Judge David D. Wolfe of Tennessee’s 23rd Judicial District, presiding over sentencing of convicted murderer Steven Wiggins, advised witnesses on Tuesday that they may not testify to their own philosophical opinion against the use of the death penalty in all cases. 

The judge thus struck a portion of the testimony Peter Schaffer gave Monday during sentencing proceedings to determine what punishment Wiggins will receive for the shooting death of Dickson County Sergeant Daniel Baker: life imprisonment or death. Schaffer is a friend and former plumbing coworker of the defendant.

“This is prevailing law,” Wolfe said to attorneys, citing precedent disallowing witnesses to discuss whether they believe all murder convicts should be spared capital punishment. “This is not a new question that has arisen.”
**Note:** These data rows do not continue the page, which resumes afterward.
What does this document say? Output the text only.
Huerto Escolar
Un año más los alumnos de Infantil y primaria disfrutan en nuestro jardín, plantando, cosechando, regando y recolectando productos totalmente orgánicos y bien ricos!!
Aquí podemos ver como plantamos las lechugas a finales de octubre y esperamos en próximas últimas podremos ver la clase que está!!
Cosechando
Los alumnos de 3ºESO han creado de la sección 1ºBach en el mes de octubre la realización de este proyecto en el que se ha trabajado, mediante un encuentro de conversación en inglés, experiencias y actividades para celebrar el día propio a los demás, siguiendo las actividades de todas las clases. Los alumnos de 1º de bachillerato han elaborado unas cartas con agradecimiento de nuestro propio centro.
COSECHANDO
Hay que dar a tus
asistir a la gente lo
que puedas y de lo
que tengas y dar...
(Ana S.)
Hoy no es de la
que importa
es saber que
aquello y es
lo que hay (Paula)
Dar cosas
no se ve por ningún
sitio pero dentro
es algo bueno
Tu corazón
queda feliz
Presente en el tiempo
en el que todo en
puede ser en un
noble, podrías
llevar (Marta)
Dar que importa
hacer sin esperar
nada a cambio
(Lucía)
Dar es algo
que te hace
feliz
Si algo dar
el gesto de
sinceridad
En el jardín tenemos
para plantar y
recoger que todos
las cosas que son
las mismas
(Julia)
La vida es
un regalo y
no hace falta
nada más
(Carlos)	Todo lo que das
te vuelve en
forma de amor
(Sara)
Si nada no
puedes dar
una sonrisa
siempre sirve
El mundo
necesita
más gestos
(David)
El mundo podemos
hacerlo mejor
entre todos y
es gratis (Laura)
Schaffer is the man whose life Wiggins’s defense lawyers said was saved by the defendant. Schaffer had testified to suffering a heart attack on the job and to being carried out of a pit and brought to the hospital by Wiggins. 
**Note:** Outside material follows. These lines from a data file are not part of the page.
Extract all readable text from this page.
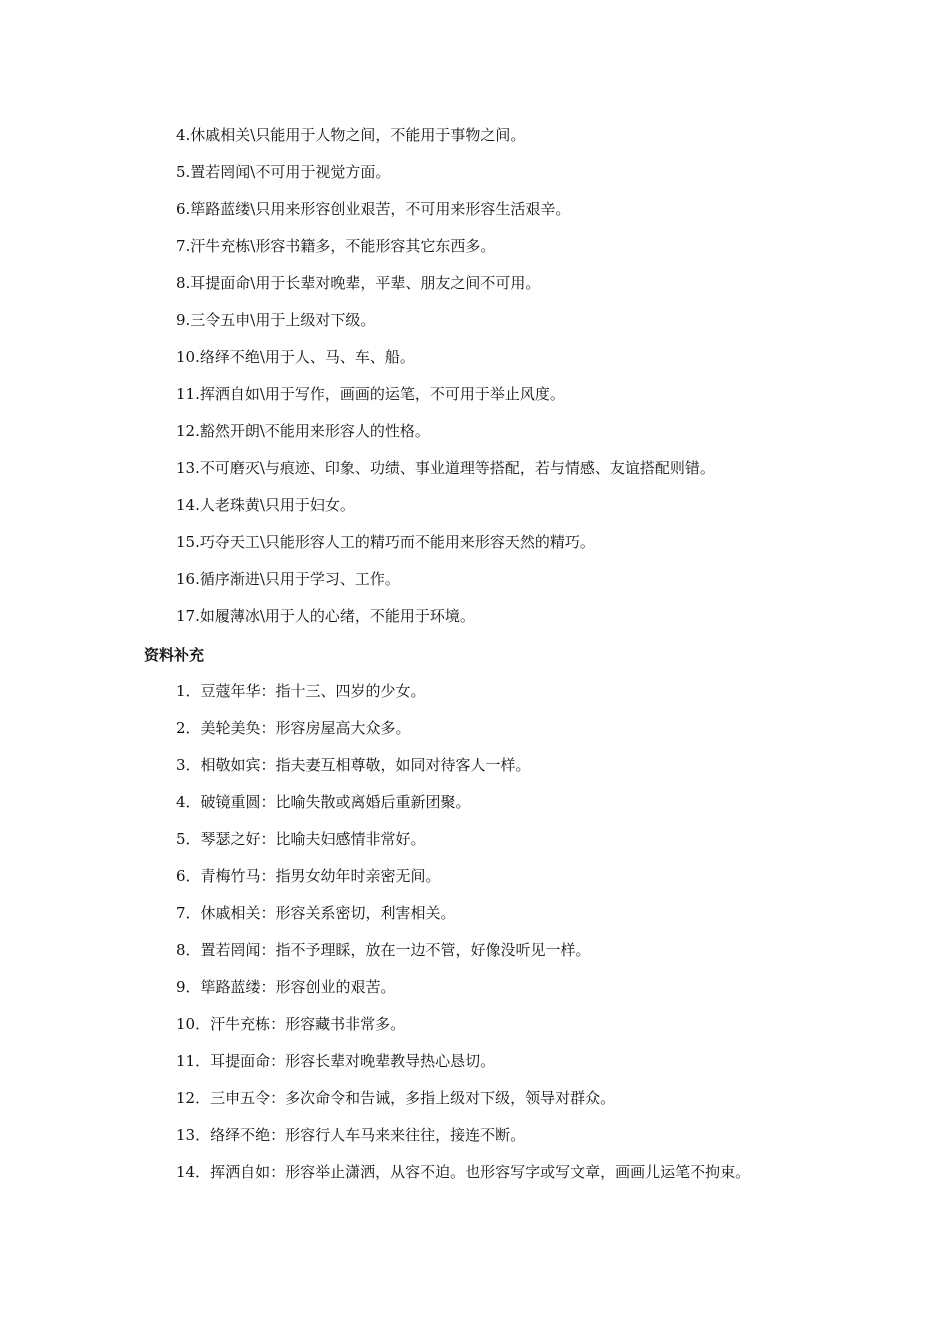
4.休戚相关\只能用于人物之间，不能用于事物之间。
5.置若罔闻\不可用于视觉方面。
6.筚路蓝缕\只用来形容创业艰苦，不可用来形容生活艰辛。
7.汗牛充栋\形容书籍多，不能形容其它东西多。
8.耳提面命\用于长辈对晚辈，平辈、朋友之间不可用。
9.三令五申\用于上级对下级。
10.络绎不绝\用于人、马、车、船。
11.挥洒自如\用于写作，画画的运笔，不可用于举止风度。
12.豁然开朗\不能用来形容人的性格。
13.不可磨灭\与痕迹、印象、功绩、事业道理等搭配，若与情感、友谊搭配则错。
14.人老珠黄\只用于妇女。
15.巧夺天工\只能形容人工的精巧而不能用来形容天然的精巧。
16.循序渐进\只用于学习、工作。
17.如履薄冰\用于人的心绪，不能用于环境。
资料补充
1．豆蔻年华：指十三、四岁的少女。
2．美轮美奂：形容房屋高大众多。
3．相敬如宾：指夫妻互相尊敬，如同对待客人一样。
4．破镜重圆：比喻失散或离婚后重新团聚。
5．琴瑟之好：比喻夫妇感情非常好。
6．青梅竹马：指男女幼年时亲密无间。
7．休戚相关：形容关系密切，利害相关。
8．置若罔闻：指不予理睬，放在一边不管，好像没听见一样。
9．筚路蓝缕：形容创业的艰苦。
10．汗牛充栋：形容藏书非常多。
11．耳提面命：形容长辈对晚辈教导热心恳切。
12．三申五令：多次命令和告诫，多指上级对下级，领导对群众。
13．络绎不绝：形容行人车马来来往往，接连不断。
14．挥洒自如：形容举止潇洒，从容不迫。也形容写字或写文章，画画儿运笔不拘束。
Prosecutor Ray Crouch also pressed Schaffer for indications of Wiggins’s mental acuity at the time he aided Schaffer. The witness affirmed that his friend was able to take charge of a challenging situation and take him to the hospital, solve problems and adapt to unusual circumstances as they came up. Wiggins’ attorneys have relied heavily on what they claim are their client’s mental deficiencies while arguing he should receive life imprisonment without parole as opposed to execution.

Also on Tuesday, defense attorneys asked Dr. Andrew Newberg, a physician at Thomas Jefferson University Hospital in Philadelphia, to discuss PET and MRI scans of Wiggins’s brain to illuminate their case that Wiggins was not mentally competent. Newberg testified that damage that Wiggins suffered prenatally and in childhood to his brain’s frontal lobe could have affected his ability to intelligently respond to Baker’s attempt to apprehend him after the sergeant received a report of a suspicious vehicle on May 30, 2018.

“They certainly could react in impulsive ways. And, certainly, in those circumstances, some parts of the decisions might be good and then other parts are not.”

After Wiggins shot Baker dead, he put the deceased into the patrol car, drove it several miles away and set the patrol car on fire with the Baker’s body still inside it. For this and related offenses, Wiggins was convicted of premeditated first-degree murder, felony murder, two counts of theft of property, two counts of criminal impersonation of law enforcement, tampering with evidence, arson of vehicle and abuse of corpse.